Child Auditory Technology Laboratory
The Child Auditory Technology Lab (CAT Lab) studies how children who use auditory technology, like hearing aids and/or cochlear implants, hear sound and develop communication skills.
What is the problem?
Children who are deaf/hard of hearing (DHH) who use auditory technology often develop communication differently from one another, but we don’t always understand why these differences occur.
What are we trying to learn and solve?
Our research focuses on developmental outcomes of children with hearing loss across the continuum of auditory technologies (hearing aids and/or cochlear implants). If we can better identify what makes some kids thrive and others face communication challenges through research, we can make better recommendations in our audiology and speech-language pathology clinics to support this population and their families.

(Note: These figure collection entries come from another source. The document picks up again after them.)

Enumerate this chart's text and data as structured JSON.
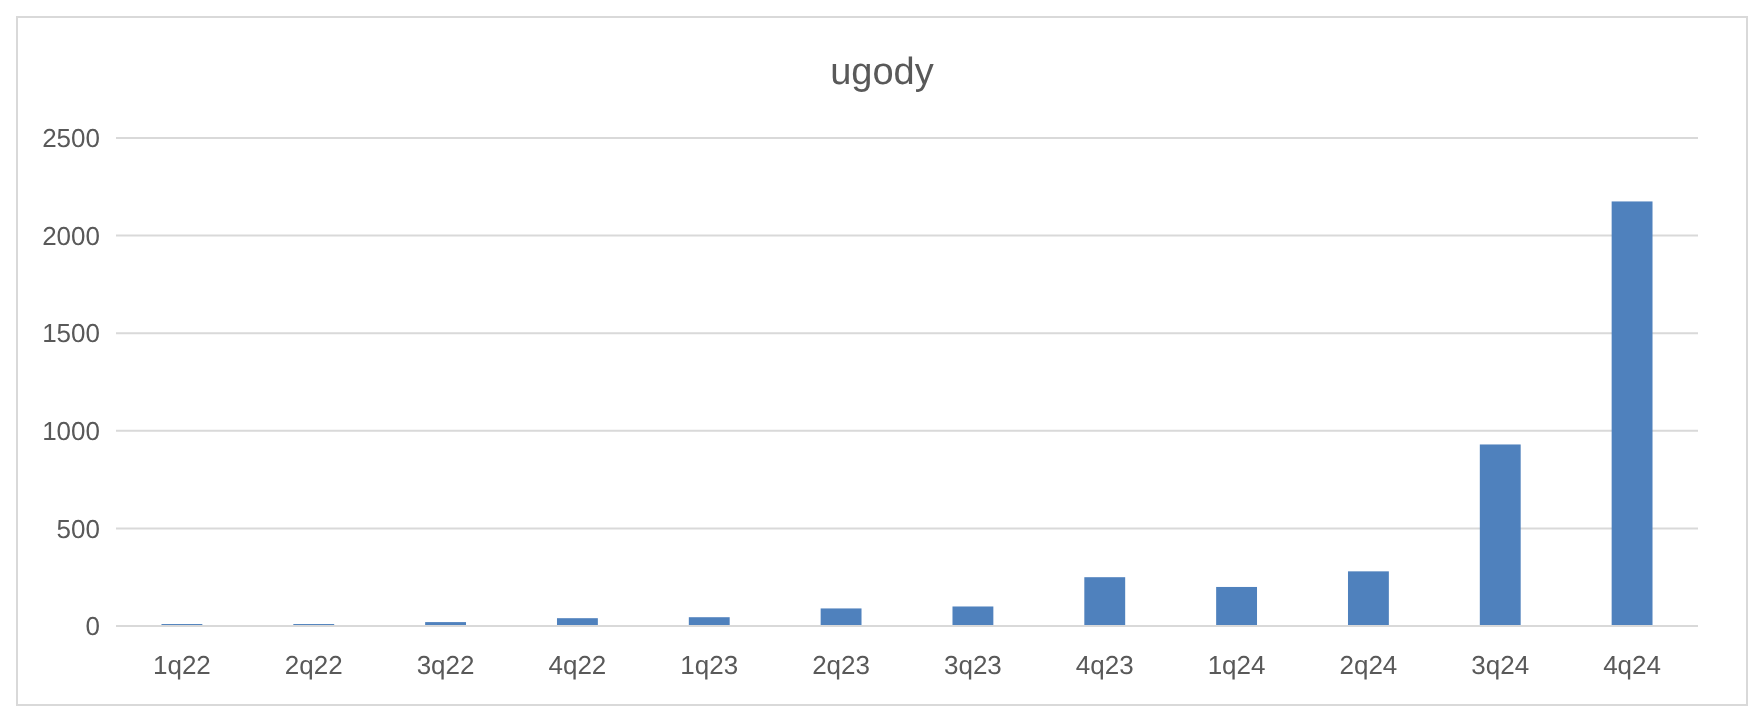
{
  "chart_data": {
    "type": "bar",
    "title": "ugody",
    "categories": [
      "1q22",
      "2q22",
      "3q22",
      "4q22",
      "1q23",
      "2q23",
      "3q23",
      "4q23",
      "1q24",
      "2q24",
      "3q24",
      "4q24"
    ],
    "values": [
      10,
      10,
      20,
      40,
      45,
      90,
      100,
      250,
      200,
      280,
      930,
      2175
    ],
    "color": "#4f81bd",
    "ylim": [
      0,
      2500
    ],
    "yticks": [
      0,
      500,
      1000,
      1500,
      2000,
      2500
    ],
    "grid": "y"
  }
}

What is the purpose of the lab?
Research in the CAT Lab has two main goals: 1) Understand differences in auditory and language development between hearing aid and cochlear implant users to better individualize device candidacy for children with hearing loss and 2) understand the effects of fitting and management of pediatric auditory technology on outcomes in children with hearing loss. This work aims to better individualize audiologic assessment, device candidacy and verification and clinical counseling for children with hearing loss and their families.
What do we really do?
In our lab, children participate in activities similar to those done in audiology or speech-language pathology clinics like a hearing test, speech recognition tasks, hearing aid and cochlear implant measurements and language assessments. This means that children will listen to sounds, words and sentences and answer questions about what they hear. They may also push a button or point to pictures when sounds play. Parents also participate by answering questions about their child.